Петровский и Борисов вместо ответа раскланялись с приятелями и готовились уже пробраться на другую сторону моста, но в эту самую минуту извозчичья коляска пересекла им дорогу и снова заставила их втереться в толпу художников. Борисов поднял глаза кверху и остолбенел; удивление бедного художника увеличилось втрое более, когда Вахрушев рванулся сломя голову и принялся раскланиваться с хорошенькой женщиной, сидевшей в коляске, которая, в свою очередь, послала ему с веселой улыбкой несколько поклонов.
- Кто это? Кто такая?..- спросили в один голос художники, окружая Вахрушева, который не переставал кланяться вслед давно исчезнувшему экипажу.
- Какова!- произнес "Вандик", надевая набок белую свою шляпу и самодовольно забрасывая за левое плечо бархатные отвороты плаща.
- Чудо! Прелесть! Но кто же она?.. Ох, злодей, султан! Кого он только не знает, черт его возьми... Ну, да говори же, кто она?..- зашумели вокруг Вахрушева.
Борисов затаил дыхание.
- Это одна из добрых моих знакомых, - отвечал "Вандик", трепля себя за усы.- Она живет у одного моего знакомого - золотопромышленника; я, впрочем, давно ее знаю; она ходила прежде к одной, Левицкой, которая тоже несколько мне знакома...- прибавил он, выразив на лице беспечную, но вместе с тем демонски плутовскую улыбку. - Ее зовут Катерина Андреевна, - да что говорить, вот на днях или когда-нибудь, если хотите, можете увидать ее у меня в мастерской, - я обещал написать ее портрет в виде вакханки...
Петровский и Борисов обменялись взглядами и молча расстались с художниками. Обстоятельство это мигом возвратило им все грустные мысли. Они вспомнили Андреева, который тащился теперь по пустынной дороге, и, полные тяжелой тоски, достигли мастерской, не дождавшись окончания праздника.

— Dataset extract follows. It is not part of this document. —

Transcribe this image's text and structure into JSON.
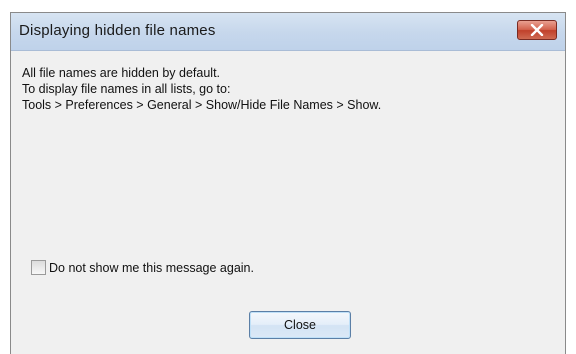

Пять лет спустя после описанных выше происшествий имя Петровского было уже известно во всех почти академиях Европы. Новая картина, написанная им в Италии, была привезена, после парижской выставки, в Петербург. С ней вместе приехал и Петровский. Окруженный славой, осажденный со всех сторон блистательными заказами, Петровский не забыл, однако ж, старого своего товарища Борисова. Он отыскал его где-то в восемнадцатой линии Васильевского острова, на чердаке, и, тронутый бедностью приятеля, предложил ему работу. Работа заключалась в том, что надо было исполнить по эскизам Петровского иконостас и купол собора в одной из южных наших губерний. Каждый легко себе представит, с какой радостью принял Борисов такое предложение. Он получил задаточную сумму денег, накупил кистей и красок, взял место, простился с Петровским и уехал.
Вот отрывок из письма Борисова, полученного Петровским по прошествии нескольких дней.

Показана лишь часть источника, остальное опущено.